I smelled the Pacific way before it was actually possible to have smelled the Pacific. We were climbing one of the five hundred ridges[^1] we had to climb to get through the Trinity Alps when I swear the air changed, suddenly it was wetter, salty and with a slight hint of fish. Or it was my imagination looking for something other than the endless loop then running through my head: are the house batteries really going to get us there (the alternator was was still dead).
Whatever the case, eventually we made it over the last ridge and then we really could smell the ocean and the Pacific in this region has a very different smell than say, the Atlantic we left eight months ago.

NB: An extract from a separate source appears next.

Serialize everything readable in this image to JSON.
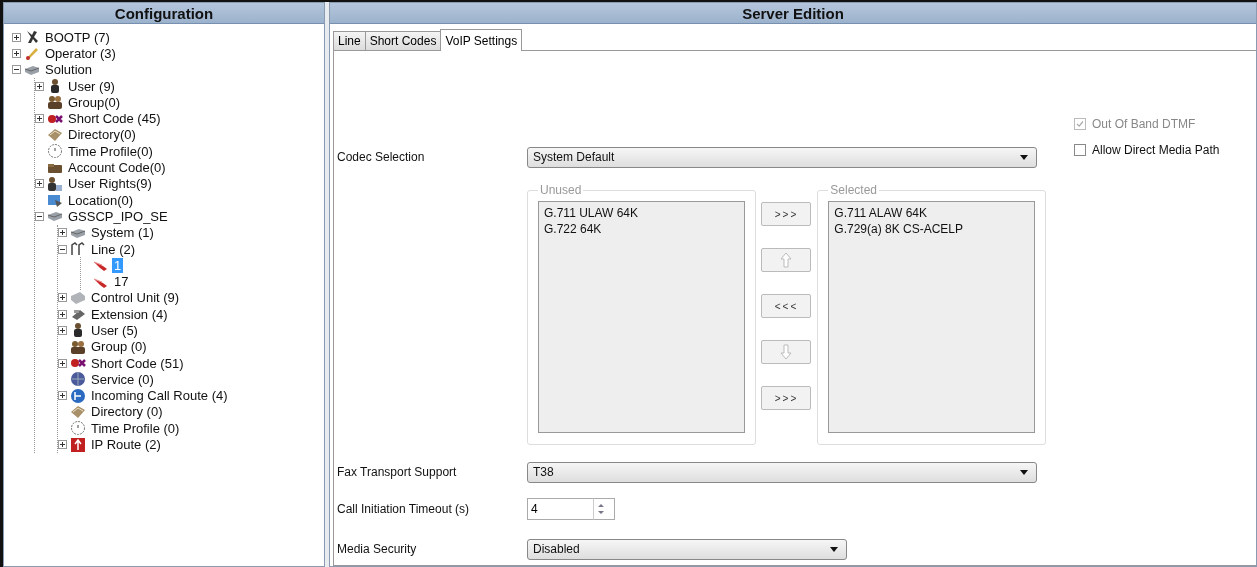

I didn't really have any goals or lists of things to do on this trip, but, that said, making it all the way from the Atlantic to the Pacific does have a certain feeling of accomplishment to it.

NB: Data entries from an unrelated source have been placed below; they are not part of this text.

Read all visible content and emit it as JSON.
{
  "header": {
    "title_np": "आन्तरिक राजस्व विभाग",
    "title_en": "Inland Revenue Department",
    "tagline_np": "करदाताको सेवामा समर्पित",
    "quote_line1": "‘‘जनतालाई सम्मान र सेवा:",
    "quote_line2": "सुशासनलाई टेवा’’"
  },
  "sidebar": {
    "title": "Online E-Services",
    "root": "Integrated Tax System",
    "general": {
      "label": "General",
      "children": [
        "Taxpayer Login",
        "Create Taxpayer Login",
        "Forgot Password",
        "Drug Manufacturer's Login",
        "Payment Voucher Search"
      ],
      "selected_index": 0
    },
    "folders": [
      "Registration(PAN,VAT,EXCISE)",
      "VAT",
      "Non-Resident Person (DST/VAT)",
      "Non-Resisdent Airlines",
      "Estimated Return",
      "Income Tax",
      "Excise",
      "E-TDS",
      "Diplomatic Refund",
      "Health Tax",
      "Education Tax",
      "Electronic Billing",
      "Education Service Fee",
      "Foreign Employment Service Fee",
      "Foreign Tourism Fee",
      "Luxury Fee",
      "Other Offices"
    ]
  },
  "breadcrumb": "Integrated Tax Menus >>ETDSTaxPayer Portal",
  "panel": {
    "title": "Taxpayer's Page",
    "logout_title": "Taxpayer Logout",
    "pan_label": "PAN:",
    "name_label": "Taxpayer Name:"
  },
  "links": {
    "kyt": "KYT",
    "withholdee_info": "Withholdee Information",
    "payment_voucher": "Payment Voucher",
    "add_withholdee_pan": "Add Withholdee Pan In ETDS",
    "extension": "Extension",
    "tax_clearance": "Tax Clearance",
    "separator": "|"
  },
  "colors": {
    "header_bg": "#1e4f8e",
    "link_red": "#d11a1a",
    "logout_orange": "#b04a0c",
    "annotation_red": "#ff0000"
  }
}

Here's some meaningless stats:
* Miles driven: 5866 (give or take 50 miles[^2])
* Day on the road: 209
* Gallons of gas: I have no idea[^3]
The anticlimatic part was that we made it all the way to the Pacific, but when we arrived we couldn't see it. As is typical up this way, the ocean was wrapped in a blanket of thick fog. After setting up camp we hiked down into the gloom of fog and spent the evening on the beach. The one place that will always feel like home to me.
[^1]: It's possible there were not that many.
[^2]: our odometer is currently broken so this is an estimate based on Google Maps, hence the possible variation.
[^3]: I had this in a spreadsheet for a while so I could calculate our MPG, but I haven't kept up with it.